Rithy Panh avait réalisé "S21, la machine de mort Khmère rouge", en 2003, documentaire confrontant les bourreaux et les survivants de cet enfer. Cette fois, il a rencontré leur chef : Duch. Dans sa cellule et dans la salle d'audience du tribunal qui le juge. De ces entretiens, il a fait un documentaire, "Duch, le Maître des forges de l'enfer" diffusé sur France 3 et sorti en salle le 18 janvier. Il a aussi écrit un livre. Qui raconte le hors-champ de ces entretiens, et aussi sa propre histoire.

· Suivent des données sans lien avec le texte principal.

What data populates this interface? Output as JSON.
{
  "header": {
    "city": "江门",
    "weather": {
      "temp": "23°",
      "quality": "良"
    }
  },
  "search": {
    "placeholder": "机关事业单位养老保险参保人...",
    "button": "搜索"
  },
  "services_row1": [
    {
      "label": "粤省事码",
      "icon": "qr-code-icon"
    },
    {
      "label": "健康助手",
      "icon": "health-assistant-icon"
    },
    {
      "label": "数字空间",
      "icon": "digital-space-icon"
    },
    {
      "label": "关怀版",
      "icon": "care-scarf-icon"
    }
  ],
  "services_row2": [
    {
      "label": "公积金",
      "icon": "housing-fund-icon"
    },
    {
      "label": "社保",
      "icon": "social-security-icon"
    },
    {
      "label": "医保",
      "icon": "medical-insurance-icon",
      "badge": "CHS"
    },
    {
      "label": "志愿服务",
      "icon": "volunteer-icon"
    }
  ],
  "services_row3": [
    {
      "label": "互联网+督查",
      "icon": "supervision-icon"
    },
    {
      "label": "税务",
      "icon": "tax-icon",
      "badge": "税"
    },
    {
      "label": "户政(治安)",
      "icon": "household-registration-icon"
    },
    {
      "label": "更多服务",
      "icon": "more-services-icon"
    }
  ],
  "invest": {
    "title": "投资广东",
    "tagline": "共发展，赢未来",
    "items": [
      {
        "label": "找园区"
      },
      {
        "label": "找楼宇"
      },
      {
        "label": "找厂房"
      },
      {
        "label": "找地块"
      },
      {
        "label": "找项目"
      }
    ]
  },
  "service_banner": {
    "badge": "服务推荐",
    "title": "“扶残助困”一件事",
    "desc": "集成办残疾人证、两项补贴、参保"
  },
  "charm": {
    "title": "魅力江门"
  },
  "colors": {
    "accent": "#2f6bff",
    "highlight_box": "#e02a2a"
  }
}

Qu'y a-t-il dans la tête de Duch ?
Le film, première scène : l’homme touille son café pendant qu’on entend, en fond sonore, un discours grésillant de Pol Pot. Puis l’homme est montré assis, derrière un bureau. Des photos et des documents posés devant lui. Il ne quittera plus cette position jusqu’à la fin du film. Il est assis et il parle. Il raconte sa vérité. Vérité changeante, où l’homme alterne entre cynisme, apitoiement sur lui même, exaltation révolutionnaire. Il exprime des remords, demande pardon. La minute suivante, décrit comment il faut torturer. Qui est cet homme qui dirigea pendant cinq ans le camp d’internement S21 ?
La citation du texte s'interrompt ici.